The annual Care for Inclusion 2019 report ranks states on employment and community living
JEFFERSON CITY, Mo. – Missouri has made significant strides to improve policies that help individuals living with intellectual and developmental disabilities lead more independent and productive lives.
This determination propels the state to a 4th place ranking in a report compiled by the American Network of Community Options and Resources (ANCOR) Foundation and United Cerebral Palsy (UCP).
“Making services for individuals living with intellectual and developmental disabilities a priority helps contribute to Missouri’s workforce development,” said Governor Parson. “Every Missourian should have the opportunity to live a full, productive life by participating in and contributing to their communities.”
The Case for Inclusion 2019 ranks all 50 states and the District of Columbia on how well state programs, primarily Medicaid, serve those living with intellectual and developmental disabilities (I/DD).
The states are ranked in five key areas critical to the inclusion, support, and empowerment of individuals with I/DD and their families: Promoting Independence; Promoting Productivity; Keeping Families Together; Serving Those in Need; and Tracking Health, Safety & Quality of Life.

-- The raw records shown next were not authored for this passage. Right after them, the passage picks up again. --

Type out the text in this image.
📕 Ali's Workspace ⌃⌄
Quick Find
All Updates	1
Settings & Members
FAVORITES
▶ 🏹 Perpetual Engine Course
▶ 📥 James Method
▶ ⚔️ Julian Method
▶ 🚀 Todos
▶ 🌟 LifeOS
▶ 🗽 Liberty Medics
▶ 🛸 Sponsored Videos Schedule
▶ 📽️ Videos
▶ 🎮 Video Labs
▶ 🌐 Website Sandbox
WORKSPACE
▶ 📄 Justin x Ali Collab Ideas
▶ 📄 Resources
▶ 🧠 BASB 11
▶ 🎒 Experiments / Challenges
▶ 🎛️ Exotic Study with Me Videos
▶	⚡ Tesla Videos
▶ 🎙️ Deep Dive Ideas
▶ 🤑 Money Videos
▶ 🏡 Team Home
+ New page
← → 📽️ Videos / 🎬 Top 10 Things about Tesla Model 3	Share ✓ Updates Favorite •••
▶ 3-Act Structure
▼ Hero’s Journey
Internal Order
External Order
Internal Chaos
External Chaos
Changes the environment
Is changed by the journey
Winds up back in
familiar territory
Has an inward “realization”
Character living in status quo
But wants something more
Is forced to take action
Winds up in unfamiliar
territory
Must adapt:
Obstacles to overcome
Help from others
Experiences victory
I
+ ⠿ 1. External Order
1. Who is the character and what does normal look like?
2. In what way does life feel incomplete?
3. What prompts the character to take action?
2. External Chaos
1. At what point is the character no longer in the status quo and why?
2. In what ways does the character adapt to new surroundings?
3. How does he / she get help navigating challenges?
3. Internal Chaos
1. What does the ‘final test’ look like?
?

“This national ranking is a great testament to the efforts of our department employees, our provider agencies, and local Senate Bill 40 boards, which continue to make a real, life-changing difference for thousands of Missourians and their families,” Mark Stringer, Director of DMH said,
While Missouri did make important improvements, Missouri, like other states, is still challenged with the number of people living in large, congregate settings and the number of individuals working in competitive employment, meaning they work alongside others without disabilities at a market-driven wage.
The full Case for Inclusion 2019 report, along with scorecards for each state and additional resources, can be downloaded at caseforinclusion.org.